Public release of hospital report cards has two goals: to give hospitals an incentive to improve their services, and to give consumers the information they need to make informed choices about which hospital to use. One of the implications of the second goal is that patients may travel further than the closest available hospital if it has a poor grade. However, traveling to a hospital located farther away for treatment may affect a patient's health outcome in two ways: one, by improving it if they travel further to a hospital with a higher grade, second by degrading it, if the travel distance itself has a negative effect on outcomes. In this paper we study whether report card grades affected how far a patient traveled for CABG surgery in Pennsylvania, and estimate the impact of that travel on health outcomes.

We estimate whether the probability that, during the years 1995-2005, individual Pennsylvania CABG patients used the hospital closest to their home. Using these same data, we then examine the average marginal distance that a hospital's patients have traveled beyond their closest hospital.
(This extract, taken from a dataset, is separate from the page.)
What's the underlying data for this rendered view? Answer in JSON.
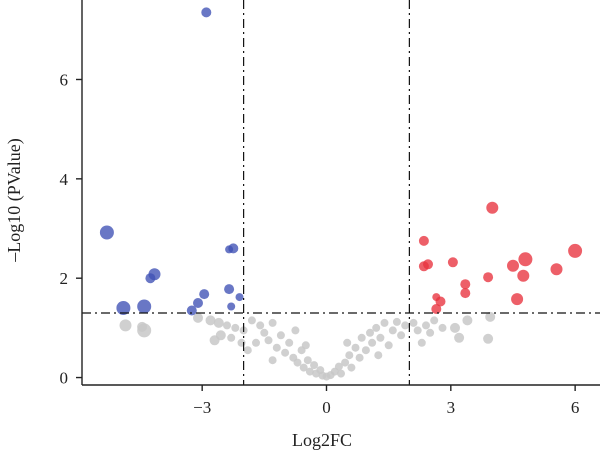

Overall, we find patients are increasingly more likely to use the closest hospital as its grade improves, and that patients are prompted to go beyond the closest hospital if the closest hospital does too few CABG surgeries to be rated, or if the distance they have to travel beyond it to a rated hospital is short.

We then estimate a model of each patient's health outcome as a function of whether they went to the closest hospital, or how far they traveled beyond their closest hospital to the admitting hospital. We use two different measures of health outcomes, in-hospital mortality and readmission within 12 months. Finally, we look to see whether patients' travel decisions affect the total charge recorded by the hospital for their case. We find some evidence that traveling further from home results in worse health outcomes, as well as more costly stays.

Bio

Suhui Li is a second year doctoral student in the Department of Economics under the guidance of Shin-Yi Chou. Her research interests focus on health economics, game theory, micro-econometrics, and industrial organization. After completing her degree, she plans to seek a research position in academia.